Titel: Die Seelenpest
Autoren: Jürgen Seidel
Vom Netzwerk:
zu angespannt und überrascht.
    »Hör zu, ich will das alles nicht«, sagte Clifford. »Wir treffen ein Abkommen. Wir lassen uns in Frieden. Ich vergesse, dass ich dich mit Sir Thomas Morlands Tochter gesehen habe, und du vergisst, dass du mich vor der Stadt gesehen hast, mit diesem Schüler. Wie hieß er noch? McDuff. Der kleine Tim.«
    Andrew fühlte, wie ihm der Schweiß den Rücken herunterlief.
    Also wusste Clifford, dass er ihn, den Lehrer und Präzeptor, vor ein paar Wochen zusammen mit dem Schüler Tim McDuff in der Nähe von The Gully gesehen hatte: nur zwei Tage bevor man Tim als ersten Toten fand – getötet von der Seelenpest, was immer das bedeutete.
    The Gully, die Mulde, war ein abgelegenes Feuchtgebiet im Nordosten Londons. Die Felder und Gärten grenzten dort an eine lange, dichte und leicht gekrümmte Hecke aus Buchen, Eichen und Holunderbüschen. Dahinter stand ein Wald, in welchem eine weite Senke lag, The Gully, die im späten Winter, wenn der Fluss über die Ufer trat, zur Eisfläche wurde und im Sommer abends im Schatten des Waldes lag.
    Immer wieder hatte es Verbote für alle Schüler gegeben, sich dort aufzuhalten. Die Jüngeren lernten dort, wie man sich gegen die Älteren zur Wehr setzt; die älteren Schüler fanden heraus, was dran war an den Geschichten der Erwachsenen, die mit ihren Taten prahlten. Es gab seltene Pilze, Rinden, giftig-bittere Beeren und winzige Kupferstiche holländischer Herkunft, auf denen Dinge abgebildet waren, die niemand glauben mochte.

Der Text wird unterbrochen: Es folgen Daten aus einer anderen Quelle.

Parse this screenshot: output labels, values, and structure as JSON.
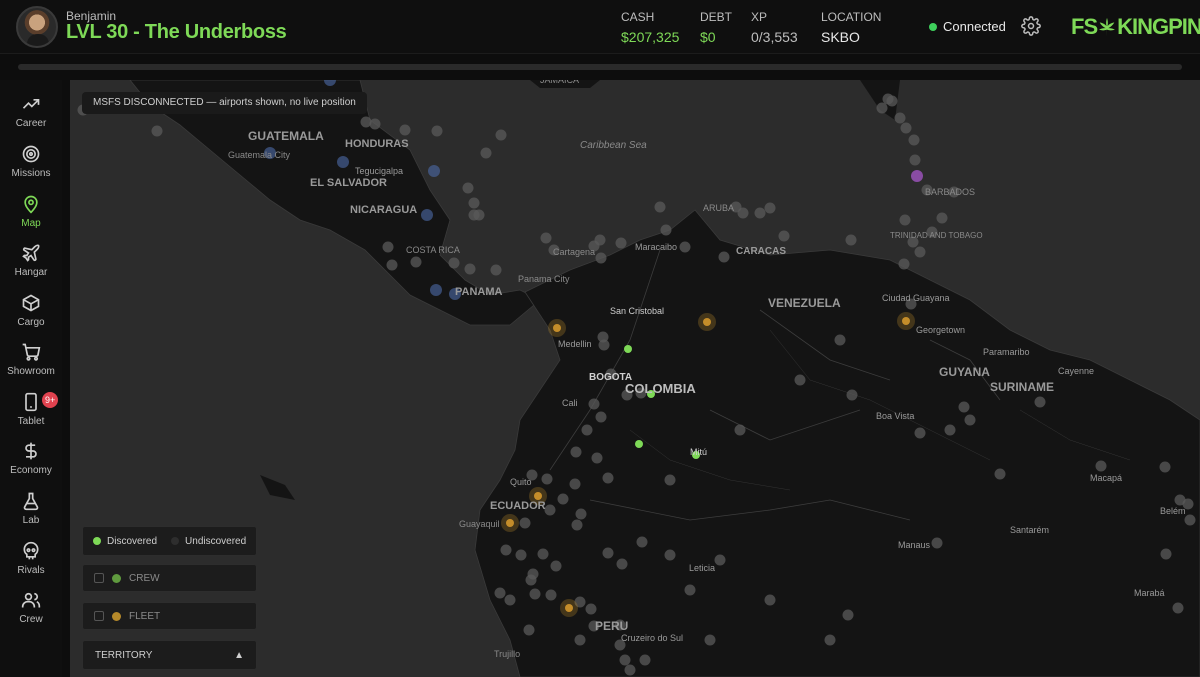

    Clifford spuckte aus. Dann neigte er sich vor und sagte leise: »Mit dem Tod von diesem Tim McDuff habe ich nichts zu tun, Whisper, das musst du mir glauben.« Und plötzlich wieder laut: »Sie glauben mir doch, Master Whisper, oder? Ich töte Sie, wenn Sie mir nicht glauben, beim Leben meiner Mutter…«
    Andrew wollte aufstehen und zur Tür gehen.
    Clifford hob die Hand.
    »Nein, mein Junge. Einen Augenblick noch…« Er wandte sich dem Pult zu, nahm ein paar Erbsen aus der Schale und sagte: »Ich verlange nichts von anderen, was ich nicht selbst erdulden kann.« Damit hockte er sich hin und legte je zwei Erbsen in kleinem Abstand zueinander auf den Boden. »Zwei für jedes Knie«, sagte er. »Weil ich das Beinkleid trage.«
    Er stützte sich nach vorne mit den Händen ab. Dann brachte er seine Knie auf die Erbsen, richtete sich auf und faltete die Hände.
    »Sehen Sie, was ich meine, Master Whisper? Pro medicina est dolor, dolorem qui necat.«
    »Ich möchte gehen, Sir, bitte!«
    »Nein, wir beten jetzt. Willst du dich sträuben, Whisper?«
    »Nein, Sir.«
    Der Lehrer kniete. Es tat ihm weh, man sah es. Die Lippen zitterten und wurden farblos. Andrew ekelte sich, ein Schauer lief ihm über den Rücken.
    »Whisper!«, jammerte Clifford. »Wir alle sind doch Menschen, Kreaturen, fleischlich und verletzlich…«
    Andrew sah mit einem Mal in seiner Phantasie, was in The Gully vielleicht vorgefallen war. Er kannte Tim McDuff nicht sonderlich, er war ein Mitschüler gewesen, mehr nicht. Aber er stellte sich vor, dass Clifford ihn vielleicht verfolgt und eingeschüchtert hatte. Tim war für seine Kränklichkeit bekannt gewesen. Es blieb ein Rätsel, was ausgerechnet er an diesem rauen Ort verloren haben mochte. Andrew phantasierte, wie Clifford ihn ergriff, zur Rede stellte, ihn irgendwie bedrängte. Dass Tim zwei Tage später tot aufgefunden worden war, hatte in der Schule eine Menge Angst und bei fast allen große Betroffenheit erzeugt. Und es schien Clifford sehr unbequem zu sein, dass Andrew ihn kurz zuvor mit Tim gesehen hatte. Der Lehrer verstärkte diesen Eindruck immer mehr, indem er, zugleich Schwäche zeigend und berechnend, auf den Erbsen kniete.
    Diese Einsicht war so rätselhaft und überraschend, dass Andrew schwindlig und sogar ein wenig übel wurde. Er fühlte sich bedroht. Er drehte sich zur Tür und öffnete den Eisenriegel. Er ignorierte Cliffords Ruf und rannte auf den leeren Flur hinaus.

3. K APITEL ,
    in welchem eine Tochter für die Liebe kämpft
     
     
     
    Als Margaret in die Küche kam, fühlte sie die Blicke ihrer Stiefmutter. »Oh ja, mein Kind, ich habe ihn gesehen.« Lady Alice schüttelte sich die Reste der Steckrübe von den Händen. Vor ihr lag ein bleicher, krautiger Hügel.
    »Unten am Flussufer… Er zog einen kleinen Wagen hinter sich und schwitzte ordentlich. Wie heißt er? Andrew Whisper?«
    »Werden Sie es dem Vater sagen, liebe Mutter?«, fragte Margaret.